Having a good hook is one of the most vital ingredients needed to create a catchy and memorable track. Timbo, part of South London collective STP (with rappers Mitch, Cass and Rugez) has proven that he is the go-to hook-master for an afro-beats/rap track. Timbo offers consistent releases, undeniably catchy hooks with a clear afro-beat influence. In the past year, Timbo has collaborated with the likes of Moelogo, Sneakbo and Stormzy over authentic afro-beat tracks as well as distinctive UK grime sounds.

Renowned for his ‘Eylelele’ adlib, the part singer, part rapper’s latest track ‘Astalavista’ sees him rapping ‘Everyday I stack that paper coz I don’t wanna look youuu’ over a summer sounding afro-beats instrumental.

Will be interesting to see what musical direction Timbo takes and what else he has up his sleeve for the rest of 2015 and beyond.


18 year old Mancunian, Geko is an emcee that at the tender age of 13 was already signed to K Koke’s USG and had his UK rap academy induction with various online freestyles and warm up sessions. After a brief hiatus and departure from USG, Geko is back, with his own record label ‘One Tape Records’ and is experimenting with afro-beat sounds. His track ‘Baba’, saw Geko using Arabic phrases and pleading with the fathers of females for a chance with their daughters; ‘can I have your daughter for the rest of my life say yes say yes’ – sadly for Geko, he’s not getting a good response from the Baba figure in the track, but his fans love it – to date it’s had over 3.2 million YouTube views.

Geko has a very strong fan base, who will no doubt be out in full force at his sold out headline show later this month at the 02 Islington Academy .

Since Baba, Geko’s worked with the likes of Timbo and Moelogo on the remix, and his latest track ‘Remember You, features Moelogo and sees Geko blending not only rap and afro-beats, but R&B too.

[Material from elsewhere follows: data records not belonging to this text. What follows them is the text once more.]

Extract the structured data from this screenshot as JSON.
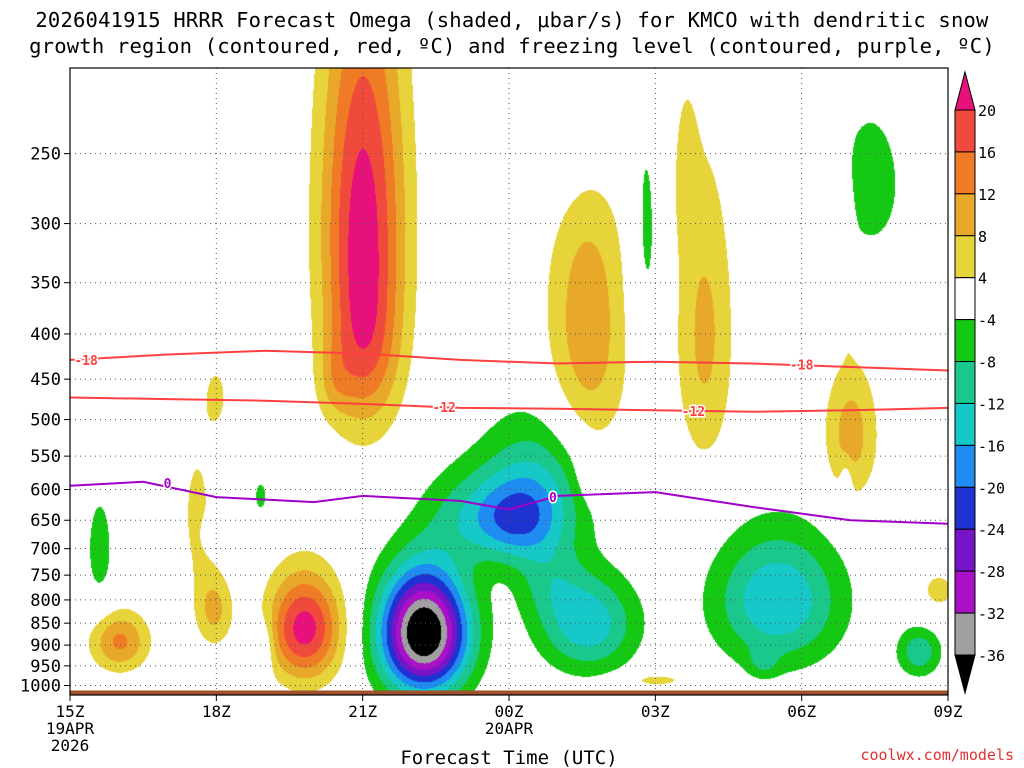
{
  "chart_data": {
    "type": "contour",
    "title_line1": "2026041915 HRRR Forecast Omega (shaded, μbar/s) for KMCO with dendritic snow",
    "title_line2": "growth region (contoured, red, ºC) and freezing level (contoured, purple, ºC)",
    "xlabel": "Forecast Time (UTC)",
    "credit": "coolwx.com/models",
    "x_ticks": [
      {
        "hour": 0,
        "lines": [
          "15Z",
          "19APR",
          "2026"
        ]
      },
      {
        "hour": 3,
        "lines": [
          "18Z"
        ]
      },
      {
        "hour": 6,
        "lines": [
          "21Z"
        ]
      },
      {
        "hour": 9,
        "lines": [
          "00Z",
          "20APR"
        ]
      },
      {
        "hour": 12,
        "lines": [
          "03Z"
        ]
      },
      {
        "hour": 15,
        "lines": [
          "06Z"
        ]
      },
      {
        "hour": 18,
        "lines": [
          "09Z"
        ]
      }
    ],
    "xlim_hours": [
      0,
      18
    ],
    "y_ticks": [
      250,
      300,
      350,
      400,
      450,
      500,
      550,
      600,
      650,
      700,
      750,
      800,
      850,
      900,
      950,
      1000
    ],
    "ylim_hpa": [
      200,
      1025
    ],
    "colorbar": {
      "labels": [
        "20",
        "16",
        "12",
        "8",
        "4",
        "-4",
        "-8",
        "-12",
        "-16",
        "-20",
        "-24",
        "-28",
        "-32",
        "-36"
      ],
      "colors": [
        "#e8107a",
        "#f04a3c",
        "#f07b26",
        "#e8a82a",
        "#e6d43a",
        "#ffffff",
        "#14c814",
        "#19c88a",
        "#16c8c8",
        "#1e8cf0",
        "#1e32d2",
        "#7814c8",
        "#aa10c8",
        "#a0a0a0",
        "#000000"
      ]
    },
    "levels": {
      "pos": [
        4,
        8,
        12,
        16,
        20
      ],
      "neg": [
        -4,
        -8,
        -12,
        -16,
        -20,
        -24,
        -28,
        -32,
        -36
      ]
    },
    "series": [
      {
        "name": "isotherm -18",
        "label": "-18",
        "color": "#ff4040",
        "points": [
          [
            0,
            428
          ],
          [
            2,
            422
          ],
          [
            4,
            418
          ],
          [
            6,
            421
          ],
          [
            8,
            428
          ],
          [
            10,
            432
          ],
          [
            12,
            430
          ],
          [
            14,
            432
          ],
          [
            16,
            436
          ],
          [
            18,
            440
          ]
        ],
        "label_at": [
          [
            0.33,
            428
          ],
          [
            15.0,
            433
          ]
        ]
      },
      {
        "name": "isotherm -12",
        "label": "-12",
        "color": "#ff4040",
        "points": [
          [
            0,
            472
          ],
          [
            2,
            474
          ],
          [
            4,
            476
          ],
          [
            6,
            480
          ],
          [
            8,
            485
          ],
          [
            10,
            486
          ],
          [
            12,
            488
          ],
          [
            14,
            490
          ],
          [
            16,
            488
          ],
          [
            18,
            485
          ]
        ],
        "label_at": [
          [
            7.67,
            484
          ],
          [
            12.78,
            489
          ]
        ]
      },
      {
        "name": "freezing level 0",
        "label": "0",
        "color": "#a000c8",
        "points": [
          [
            0,
            594
          ],
          [
            1.5,
            588
          ],
          [
            3,
            612
          ],
          [
            5,
            620
          ],
          [
            6,
            610
          ],
          [
            8,
            618
          ],
          [
            9,
            632
          ],
          [
            10,
            610
          ],
          [
            12,
            604
          ],
          [
            14,
            628
          ],
          [
            16,
            650
          ],
          [
            18,
            656
          ]
        ],
        "label_at": [
          [
            2.0,
            590
          ],
          [
            9.9,
            612
          ]
        ]
      }
    ],
    "omega_cells": [
      {
        "t": 6.0,
        "p": 300,
        "dt": 0.85,
        "dp": 170,
        "amp": 22
      },
      {
        "t": 6.05,
        "p": 420,
        "dt": 0.65,
        "dp": 80,
        "amp": 6
      },
      {
        "t": 5.4,
        "p": 450,
        "dt": 0.35,
        "dp": 45,
        "amp": 4.5
      },
      {
        "t": 4.8,
        "p": 860,
        "dt": 0.75,
        "dp": 120,
        "amp": 22
      },
      {
        "t": 7.25,
        "p": 870,
        "dt": 0.9,
        "dp": 140,
        "amp": -42
      },
      {
        "t": 10.6,
        "p": 400,
        "dt": 0.85,
        "dp": 190,
        "amp": 11
      },
      {
        "t": 10.8,
        "p": 580,
        "dt": 0.4,
        "dp": 40,
        "amp": 5
      },
      {
        "t": 1.0,
        "p": 890,
        "dt": 0.6,
        "dp": 70,
        "amp": 13
      },
      {
        "t": 2.95,
        "p": 820,
        "dt": 0.38,
        "dp": 80,
        "amp": 9
      },
      {
        "t": 2.6,
        "p": 640,
        "dt": 0.4,
        "dp": 150,
        "amp": 5
      },
      {
        "t": 3.0,
        "p": 470,
        "dt": 0.3,
        "dp": 50,
        "amp": 4.6
      },
      {
        "t": 12.6,
        "p": 260,
        "dt": 0.25,
        "dp": 55,
        "amp": 4.5
      },
      {
        "t": 13.0,
        "p": 400,
        "dt": 0.6,
        "dp": 160,
        "amp": 9
      },
      {
        "t": 15.95,
        "p": 340,
        "dt": 0.12,
        "dp": 60,
        "amp": 4.5
      },
      {
        "t": 16.0,
        "p": 520,
        "dt": 0.55,
        "dp": 95,
        "amp": 10
      },
      {
        "t": 12.0,
        "p": 985,
        "dt": 0.65,
        "dp": 18,
        "amp": 6
      },
      {
        "t": 17.8,
        "p": 780,
        "dt": 0.5,
        "dp": 55,
        "amp": 5
      },
      {
        "t": 9.7,
        "p": 590,
        "dt": 1.3,
        "dp": 110,
        "amp": -12
      },
      {
        "t": 9.1,
        "p": 650,
        "dt": 0.9,
        "dp": 70,
        "amp": -14
      },
      {
        "t": 10.6,
        "p": 850,
        "dt": 1.0,
        "dp": 110,
        "amp": -15
      },
      {
        "t": 9.8,
        "p": 760,
        "dt": 0.7,
        "dp": 80,
        "amp": -6
      },
      {
        "t": 8.0,
        "p": 640,
        "dt": 0.9,
        "dp": 80,
        "amp": -6
      },
      {
        "t": 14.5,
        "p": 800,
        "dt": 1.3,
        "dp": 140,
        "amp": -16
      },
      {
        "t": 14.2,
        "p": 940,
        "dt": 0.3,
        "dp": 35,
        "amp": -5
      },
      {
        "t": 10.4,
        "p": 220,
        "dt": 1.1,
        "dp": 70,
        "amp": -6
      },
      {
        "t": 11.8,
        "p": 320,
        "dt": 0.35,
        "dp": 110,
        "amp": -5.5
      },
      {
        "t": 16.4,
        "p": 270,
        "dt": 0.9,
        "dp": 70,
        "amp": -5.5
      },
      {
        "t": 0.6,
        "p": 700,
        "dt": 0.35,
        "dp": 130,
        "amp": -5.5
      },
      {
        "t": 3.0,
        "p": 670,
        "dt": 0.25,
        "dp": 28,
        "amp": -5.5
      },
      {
        "t": 3.9,
        "p": 610,
        "dt": 0.2,
        "dp": 40,
        "amp": -5
      },
      {
        "t": 4.0,
        "p": 900,
        "dt": 0.18,
        "dp": 70,
        "amp": -5
      },
      {
        "t": 17.4,
        "p": 915,
        "dt": 0.45,
        "dp": 60,
        "amp": -11
      },
      {
        "t": 15.9,
        "p": 590,
        "dt": 0.12,
        "dp": 35,
        "amp": -5
      },
      {
        "t": 13.0,
        "p": 590,
        "dt": 0.1,
        "dp": 25,
        "amp": -5
      },
      {
        "t": 0.6,
        "p": 220,
        "dt": 0.01,
        "dp": 1,
        "amp": 0
      }
    ]
  }
}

In the coming weeks he’s set to feature on WSTRN remix of In2 alongside Chip and Wretch 32 and a tune with Paigey Cakey. And after proclaiming it’s ‘Wizkid Season’ on Twitter, it’s clear Geko’s love for afro-beats, grime, hip-hop and R&B will continue to blend with his music.

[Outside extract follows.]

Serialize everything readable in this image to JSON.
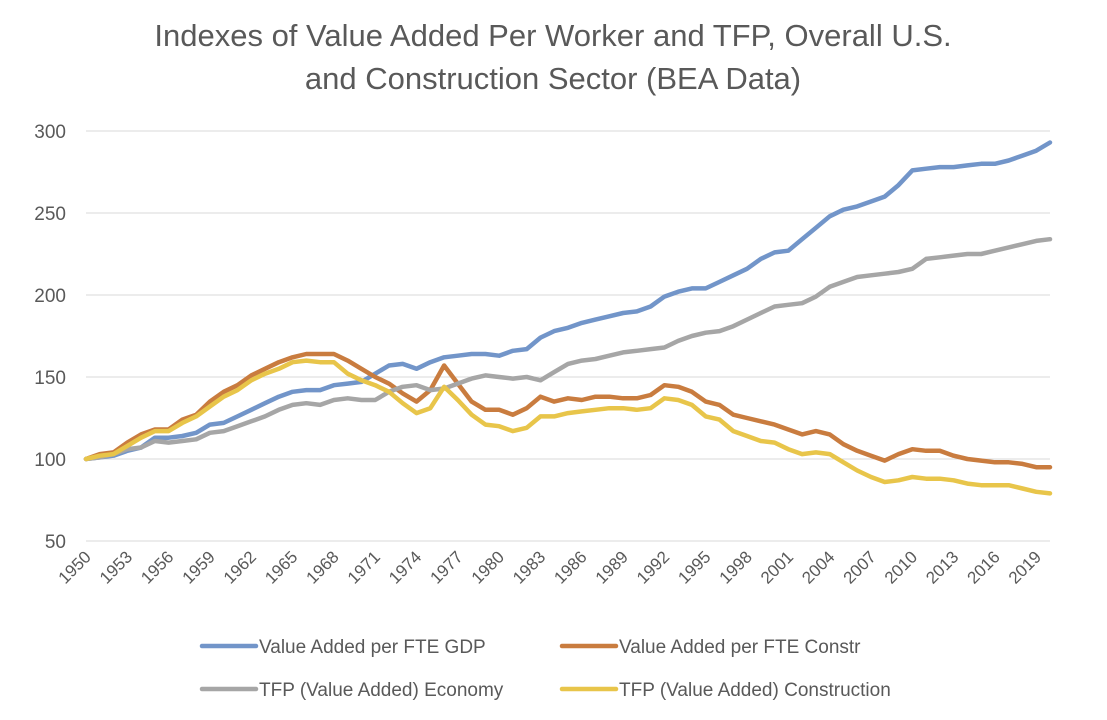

After Drake and Skepta jumped on Wizkids ‘Ojuelegba’ it was an Afrobeats meets Grime, meets Rap moment and it put the whole sound on the global music map. In the UK artists like Geko, Hus, Naira and Timbo are leading the way, but artists such as Negash Ali and even Fuse ODG are flying the flag for this sound. As yet there’s no official music industry term for this genre, call it UK Afrobeats Rap, UK Afro-Rap, Afro-Hop  – whatever it is – the YouTube views and sold out shows clearly show that it bangs.